あの夜、激しい風と川波の轟音に恐ろしくなり、
「鬼でも何でも私を食い殺してしまっておくれ」
と泣き叫ぶと、化生が現れ、正気を失ってしまったのでした。
半狂乱の浮舟の君を助けたのは、比叡山の高僧、横川(よかわ)の僧都(そうず)の一行でした。僧都の妹尼は、長谷観音に授けていただいた亡き姫のかわりと慈しみ、比叡山麓の小野の家に引き取り、手厚く看病いたします。その甲斐あって、意識をとりもどした浮舟の君は、念仏修行の合間に、とりとめもなく手習歌を書きながら、来し方を振り返るようになりました。

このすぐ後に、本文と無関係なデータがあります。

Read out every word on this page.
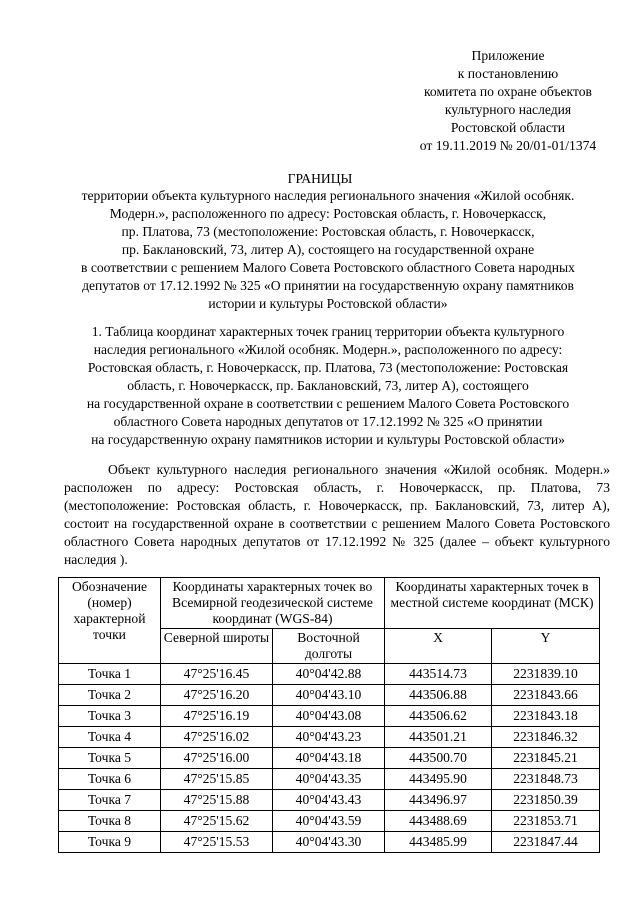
Приложение
к постановлению
комитета по охране объектов
культурного наследия
Ростовской области
от 19.11.2019 № 20/01-01/1374
ГРАНИЦЫ
территории объекта культурного наследия регионального значения «Жилой особняк.
Модерн.», расположенного по адресу: Ростовская область, г. Новочеркасск,
пр. Платова, 73 (местоположение: Ростовская область, г. Новочеркасск,
пр. Баклановский, 73, литер А), состоящего на государственной охране
в соответствии с решением Малого Совета Ростовского областного Совета народных
депутатов от 17.12.1992 № 325 «О принятии на государственную охрану памятников
истории и культуры Ростовской области»
1. Таблица координат характерных точек границ территории объекта культурного
наследия регионального «Жилой особняк. Модерн.», расположенного по адресу:
Ростовская область, г. Новочеркасск, пр. Платова, 73 (местоположение: Ростовская
область, г. Новочеркасск, пр. Баклановский, 73, литер А), состоящего
на государственной охране в соответствии с решением Малого Совета Ростовского
областного Совета народных депутатов от 17.12.1992 № 325 «О принятии
на государственную охрану памятников истории и культуры Ростовской области»
Объект культурного наследия регионального значения «Жилой особняк. Модерн.» расположен по адресу: Ростовская область, г. Новочеркасск, пр. Платова, 73 (местоположение: Ростовская область, г. Новочеркасск, пр. Баклановский, 73, литер А), состоит на государственной охране в соответствии с решением Малого Совета Ростовского областного Совета народных депутатов от 17.12.1992 № 325 (далее – объект культурного наследия ).
Обозначение (номер) характерной точки	Координаты характерных точек во Всемирной геодезической системе координат (WGS-84)		Координаты характерных точек в местной системе координат (МСК)	
	Северной широты	Восточной долготы	X	Y
Точка 1	47°25'16.45	40°04'42.88	443514.73	2231839.10
Точка 2	47°25'16.20	40°04'43.10	443506.88	2231843.66
Точка 3	47°25'16.19	40°04'43.08	443506.62	2231843.18
Точка 4	47°25'16.02	40°04'43.23	443501.21	2231846.32
Точка 5	47°25'16.00	40°04'43.18	443500.70	2231845.21
Точка 6	47°25'15.85	40°04'43.35	443495.90	2231848.73
Точка 7	47°25'15.88	40°04'43.43	443496.97	2231850.39
Точка 8	47°25'15.62	40°04'43.59	443488.69	2231853.71
Точка 9	47°25'15.53	40°04'43.30	443485.99	2231847.44
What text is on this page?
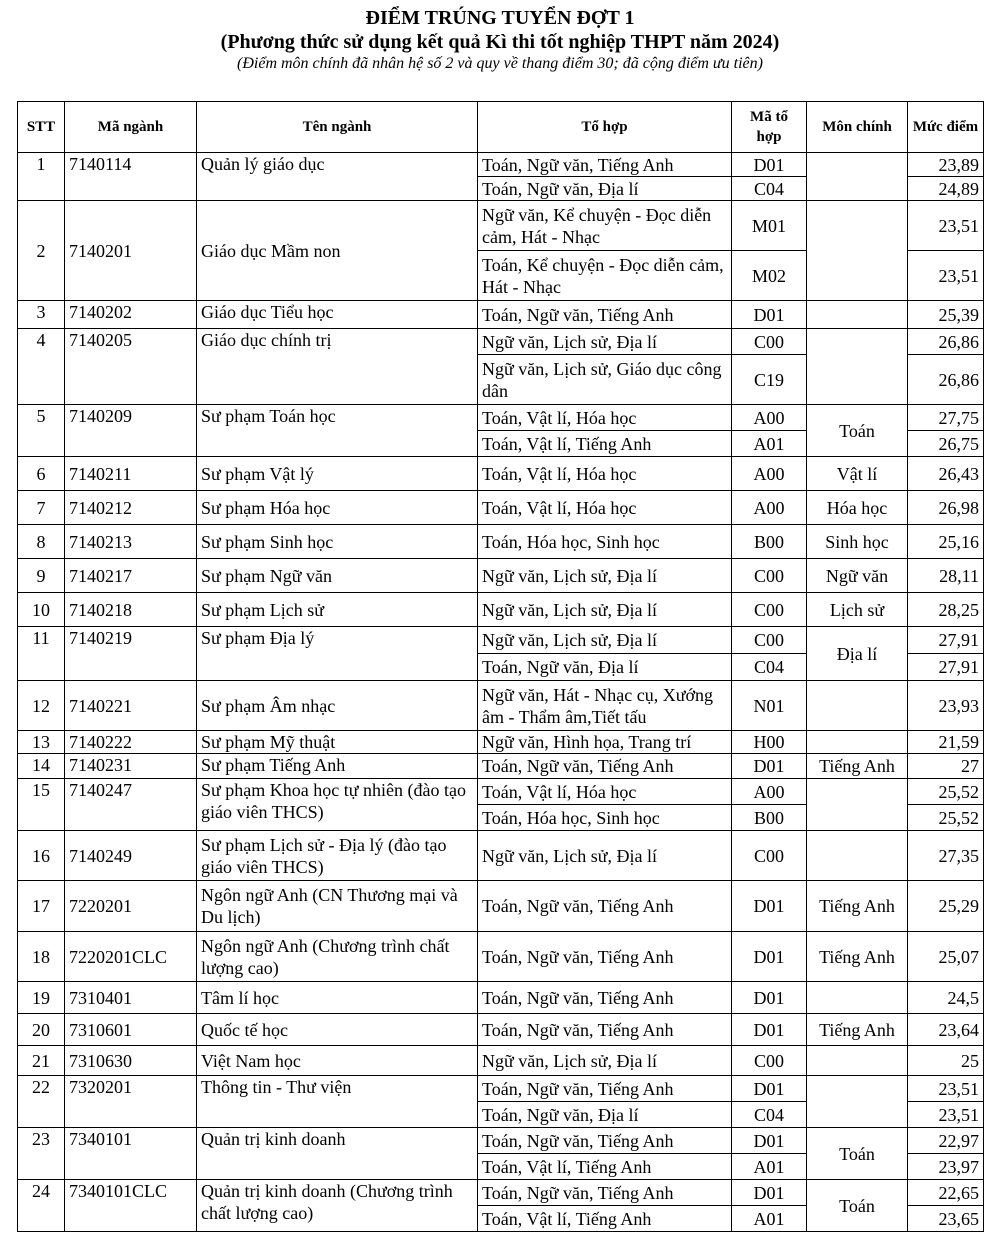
ĐIỂM TRÚNG TUYỂN ĐỢT 1
(Phương thức sử dụng kết quả Kì thi tốt nghiệp THPT năm 2024)
(Điểm môn chính đã nhân hệ số 2 và quy về thang điểm 30; đã cộng điểm ưu tiên)
STT	Mã ngành	Tên ngành	Tổ hợp	Mã tổ hợp	Môn chính	Mức điểm
1	7140114	Quản lý giáo dục	Toán, Ngữ văn, Tiếng Anh	D01		23,89
			Toán, Ngữ văn, Địa lí	C04		24,89
2	7140201	Giáo dục Mầm non	Ngữ văn, Kể chuyện - Đọc diễn cảm, Hát - Nhạc	M01		23,51
			Toán, Kể chuyện - Đọc diễn cảm, Hát - Nhạc	M02		23,51
3	7140202	Giáo dục Tiểu học	Toán, Ngữ văn, Tiếng Anh	D01		25,39
4	7140205	Giáo dục chính trị	Ngữ văn, Lịch sử, Địa lí	C00		26,86
			Ngữ văn, Lịch sử, Giáo dục công dân	C19		26,86
5	7140209	Sư phạm Toán học	Toán, Vật lí, Hóa học	A00	Toán	27,75
			Toán, Vật lí, Tiếng Anh	A01		26,75
6	7140211	Sư phạm Vật lý	Toán, Vật lí, Hóa học	A00	Vật lí	26,43
7	7140212	Sư phạm Hóa học	Toán, Vật lí, Hóa học	A00	Hóa học	26,98
8	7140213	Sư phạm Sinh học	Toán, Hóa học, Sinh học	B00	Sinh học	25,16
9	7140217	Sư phạm Ngữ văn	Ngữ văn, Lịch sử, Địa lí	C00	Ngữ văn	28,11
10	7140218	Sư phạm Lịch sử	Ngữ văn, Lịch sử, Địa lí	C00	Lịch sử	28,25
11	7140219	Sư phạm Địa lý	Ngữ văn, Lịch sử, Địa lí	C00	Địa lí	27,91
			Toán, Ngữ văn, Địa lí	C04		27,91
12	7140221	Sư phạm Âm nhạc	Ngữ văn, Hát - Nhạc cụ, Xướng âm - Thẩm âm,Tiết tấu	N01		23,93
13	7140222	Sư phạm Mỹ thuật	Ngữ văn, Hình họa, Trang trí	H00		21,59
14	7140231	Sư phạm Tiếng Anh	Toán, Ngữ văn, Tiếng Anh	D01	Tiếng Anh	27
15	7140247	Sư phạm Khoa học tự nhiên (đào tạo giáo viên THCS)	Toán, Vật lí, Hóa học	A00		25,52
			Toán, Hóa học, Sinh học	B00		25,52
16	7140249	Sư phạm Lịch sử - Địa lý (đào tạo giáo viên THCS)	Ngữ văn, Lịch sử, Địa lí	C00		27,35
17	7220201	Ngôn ngữ Anh (CN Thương mại và Du lịch)	Toán, Ngữ văn, Tiếng Anh	D01	Tiếng Anh	25,29
18	7220201CLC	Ngôn ngữ Anh (Chương trình chất lượng cao)	Toán, Ngữ văn, Tiếng Anh	D01	Tiếng Anh	25,07
19	7310401	Tâm lí học	Toán, Ngữ văn, Tiếng Anh	D01		24,5
20	7310601	Quốc tế học	Toán, Ngữ văn, Tiếng Anh	D01	Tiếng Anh	23,64
21	7310630	Việt Nam học	Ngữ văn, Lịch sử, Địa lí	C00		25
22	7320201	Thông tin - Thư viện	Toán, Ngữ văn, Tiếng Anh	D01		23,51
			Toán, Ngữ văn, Địa lí	C04		23,51
23	7340101	Quản trị kinh doanh	Toán, Ngữ văn, Tiếng Anh	D01	Toán	22,97
			Toán, Vật lí, Tiếng Anh	A01		23,97
24	7340101CLC	Quản trị kinh doanh (Chương trình chất lượng cao)	Toán, Ngữ văn, Tiếng Anh	D01	Toán	22,65
			Toán, Vật lí, Tiếng Anh	A01		23,65
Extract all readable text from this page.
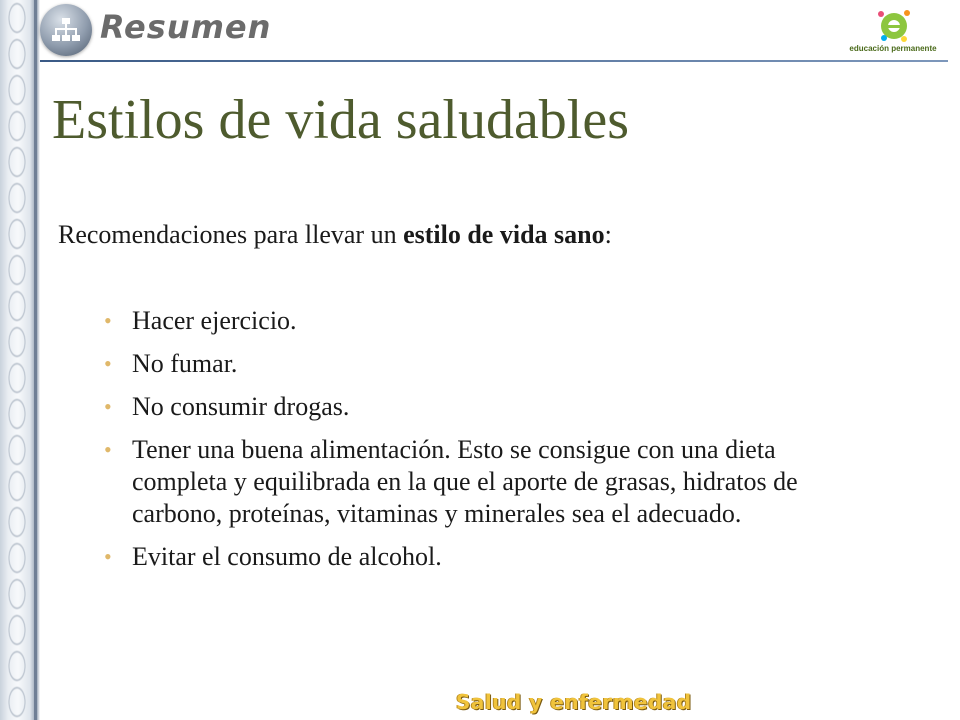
Resumen
educación permanente
Estilos de vida saludables

Recomendaciones para llevar un estilo de vida sano:

• Hacer ejercicio.
• No fumar.
• No consumir drogas.
• Tener una buena alimentación. Esto se consigue con una dieta completa y equilibrada en la que el aporte de grasas, hidratos de carbono, proteínas, vitaminas y minerales sea el adecuado.
• Evitar el consumo de alcohol.
Salud y enfermedad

妹尼の亡き姫の夫・中将が浮舟の君を見初めますが、浮舟はそうしたことに厭わしさをつのらせるばかりで、妹尼が長谷詣でに出かけた隙に、小野に立ち寄った横川の僧都に願い出て出家してしまいます。出家した浮舟の君は、ようやく心の安らぎを得た思いです。 あるとき、上京して宮中でのお勤めを果たした横川の僧都は、明石の中宮に、宇治で助けた女についてお話します。
この話を伝え聞いた薫の君は、浮舟の君だと直感します。